Para ter sossego entre 18 e 31 de julho - período de recesso estabelecido na Constituição - o Congresso precisa aprovar a Lei de Diretrizes Orçamentárias (LDO) do ano que vem. O presidente do Congresso, senador Renan Calheiros (PMDB-AL), acolheu a sugestão de uma agenda feita pelo senador Walter Pinheiro (PT-BA). Hoje, segunda-feira, terça e quarta serão dias dedicados à votação de projetos. E a quinta-feira, dia 16, já tem sessão reservada para deliberar sobre os vetos que Dilma cravou em algumas propostas aprovadas e que foram encaminhadas pelo parlamento.

Entre os projetos que serão votados, possivelmente amanhã, tem um que interessa particularmente ao mercado por defender a repatriação de capital que brasileiros têm no exterior para que o país possa enfrentar este momento crítico - crítico também por falta de dinheiro. É bom lembrar. O projeto do senador Randolfe Rodrigues (PSOL-AP) prevê a taxação do capital em 17,5% de Imposto de Renda e mais 17,5% de multa.

Isso feito, o dono do dinheiro fica quites com o Fisco e os 35% arrecadados (do total repatriado) será o primeiro aporte para o fundo de compensação aos Estados que tiverem perdas com a centralização de alíquotas do ICMS - outra proposta a ser apreciada pelo Congresso.
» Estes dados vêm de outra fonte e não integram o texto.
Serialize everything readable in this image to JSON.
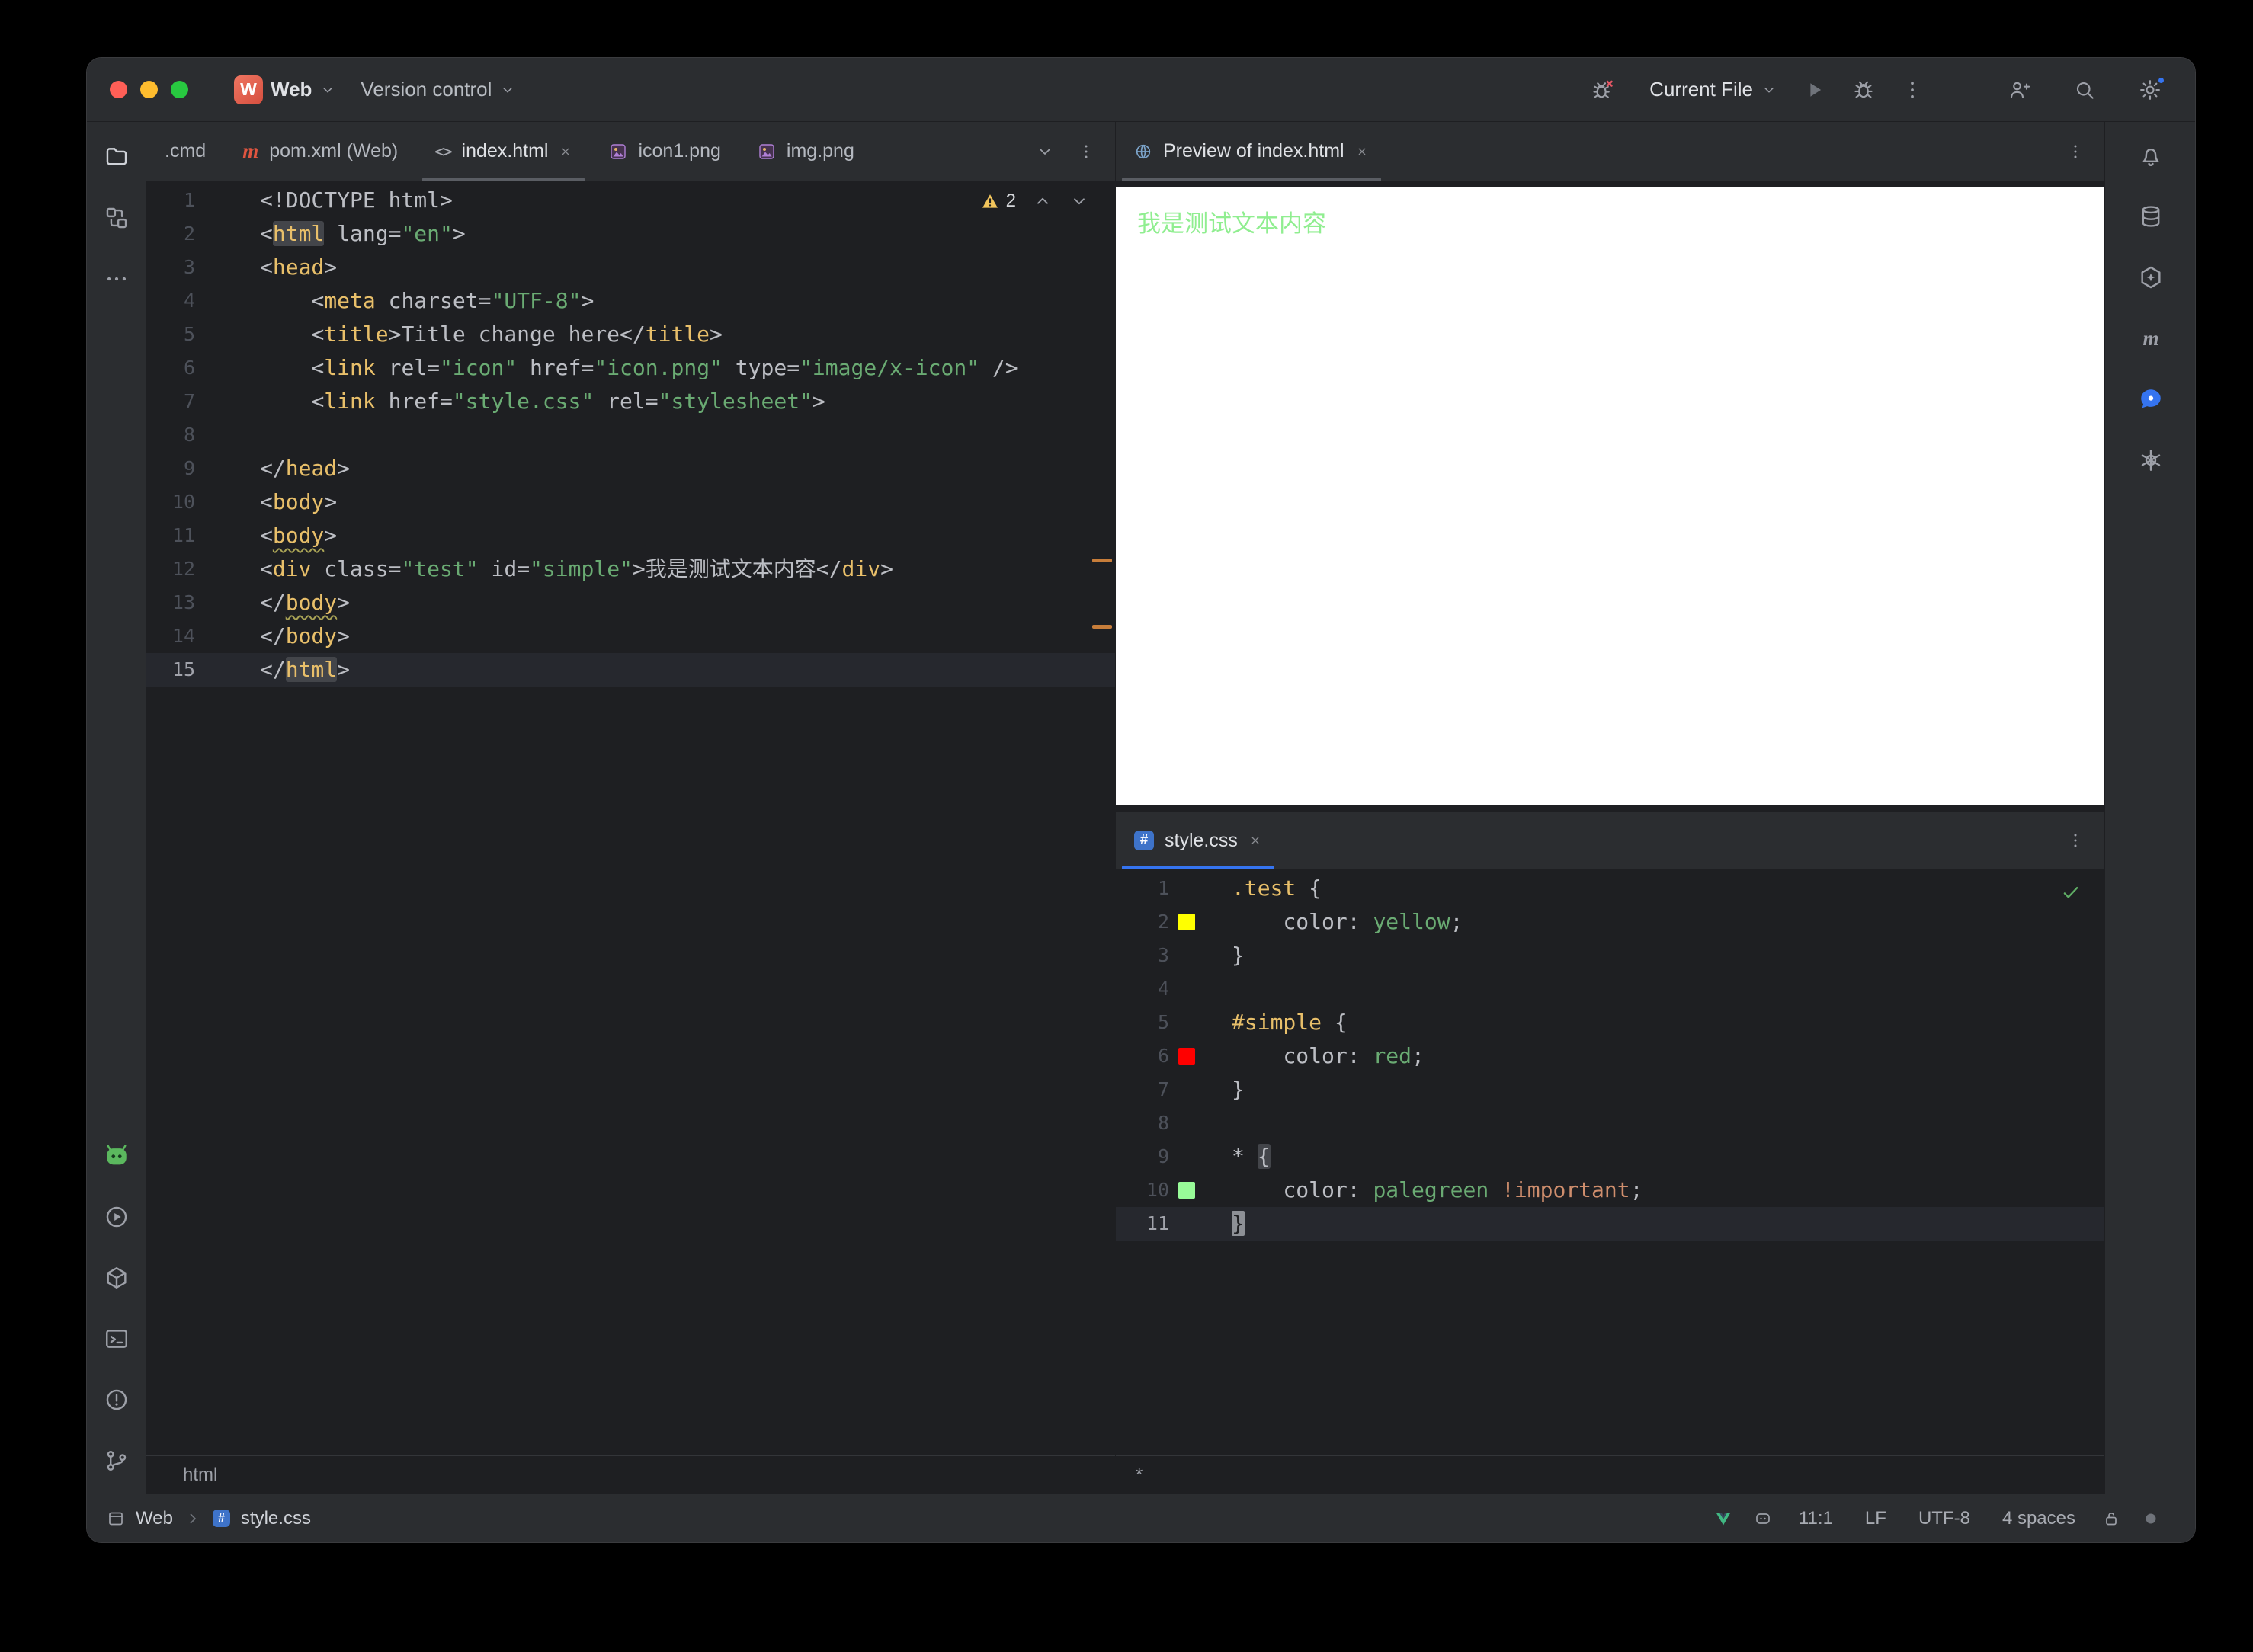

Três gestores baseados em Nova York conversaram sobre a 'repatriação' com a coluna, na sexta-feira. Dois entendem que a medida faria muito sentido, se as condições da economia brasileira fossem similares a 2009/2010. "Sem perspectiva de melhora econômica, e com a moeda se desvalorizando, o interesse pela repatriação não deve ser alto", disse um dos executivos. O terceiro diz que a medida seria bem-vinda. "O Brasil já autorizou repatriação no passado. Pagar 35% ao governo pode ser um alívio para o investidor. Para o governo, uma demonstração de maturidade. Desde que, a repatriação não se torne instrumento de perseguição a esses brasileiros."

Estima-se que brasileiros tenham R$ 200 bilhões no exterior, o que daria R$ 70 bilhões ao 'Fundo do ICMS'. Um bom dinheiro.

Angela Bittencourt é repórter especial.